Kidney disease often has no symptoms and can progress to complete kidney failure, a serious condition that has to be treated by dialysis or kidney transplantation. Thousands of people are currently waiting for lifesaving kidney transplants. Diabetes, high blood pressure, cardiovascular disease and cancer are some of the most common conditions that may require kidney transplants (Organ Procurement & Transplantation Network). Adults with diabetes or high blood pressure (or both) have a higher risk of developing chronic kidney disease than those who are free of these diseases. Approximately 1 of 3 adults with diabetes and 1 of 5 adults with high blood pressure are also affected by chronic kidney disease (National Center for Chronic Disease Prevention and Health Promotion).

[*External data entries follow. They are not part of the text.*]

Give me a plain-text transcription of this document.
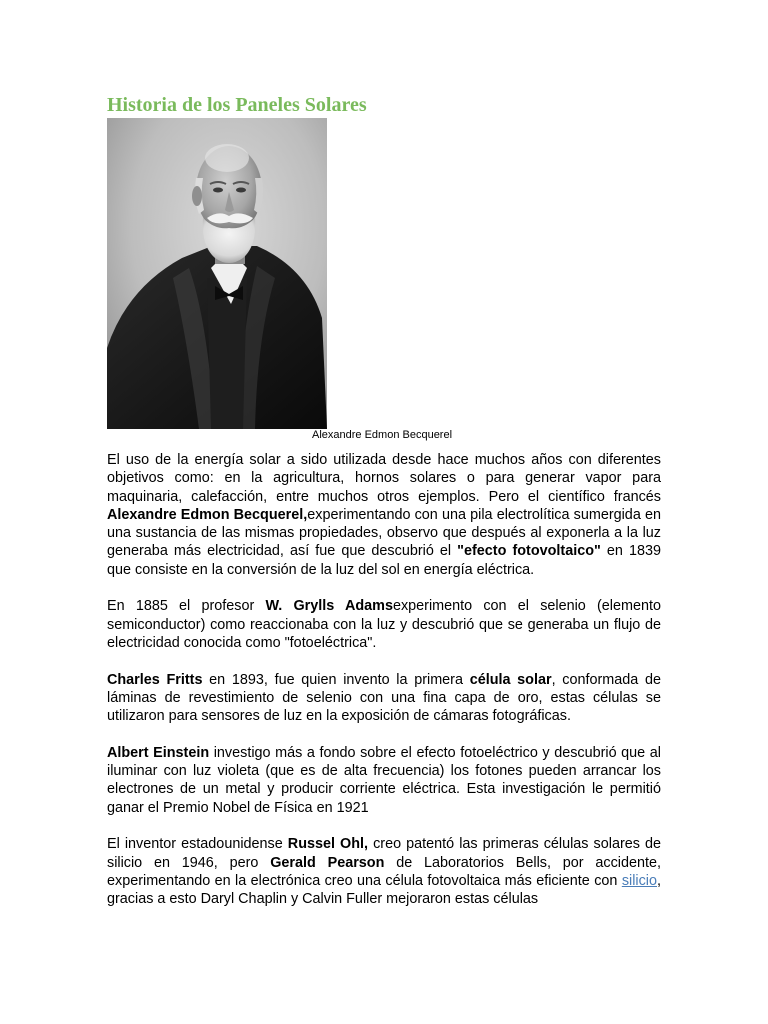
Historia de los Paneles Solares
Alexandre Edmon Becquerel

El uso de la energía solar a sido utilizada desde hace muchos años con diferentes objetivos como: en la agricultura, hornos solares o para generar vapor para maquinaria, calefacción, entre muchos otros ejemplos. Pero el científico francés Alexandre Edmon Becquerel,experimentando con una pila electrolítica sumergida en una sustancia de las mismas propiedades, observo que después al exponerla a la luz generaba más electricidad, así fue que descubrió el "efecto fotovoltaico" en 1839 que consiste en la conversión de la luz del sol en energía eléctrica.

En 1885 el profesor W. Grylls Adamsexperimento con el selenio (elemento semiconductor) como reaccionaba con la luz y descubrió que se generaba un flujo de electricidad conocida como "fotoeléctrica".

Charles Fritts en 1893, fue quien invento la primera célula solar, conformada de láminas de revestimiento de selenio con una fina capa de oro, estas células se utilizaron para sensores de luz en la exposición de cámaras fotográficas.

Albert Einstein investigo más a fondo sobre el efecto fotoeléctrico y descubrió que al iluminar con luz violeta (que es de alta frecuencia) los fotones pueden arrancar los electrones de un metal y producir corriente eléctrica. Esta investigación le permitió ganar el Premio Nobel de Física en 1921

El inventor estadounidense Russel Ohl, creo patentó las primeras células solares de silicio en 1946, pero Gerald Pearson de Laboratorios Bells, por accidente, experimentando en la electrónica creo una célula fotovoltaica más eficiente con silicio, gracias a esto Daryl Chaplin y Calvin Fuller mejoraron estas células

The maintenance of a balanced diet is fundamental in patients suffering from kidney disease.
Pharmacological treatments, dialysis and the disease itself can lead to micronutrient deficiencies. For instance, a damaged kidney cannot produce an adequate amount of vitamin D. In this situation, supplementation with vitamin D is advisable. It supports bone health and protects against cardiovascular disease. Recent discoveries in the field of natural therapies highlight the relationship between micronutrient intake and kidney problems, including cancer and drug toxicity.
Renal adenocarcinoma, the 17th most frequent cancer worldwide, is associated with a good prognosis – if treated when still localized to the kidney. However, once the cancer has metastasized, prognosis is poor. Recent findings showed that a nutrient formulation, including lysine, proline, arginine and vitamin C, has great potential in the treatment of renal carcinoma.
High dosages of analgesics can also cause severe kidney damage. It was shown that micronutrients can protect the human body against analgesics-induced kidney damage.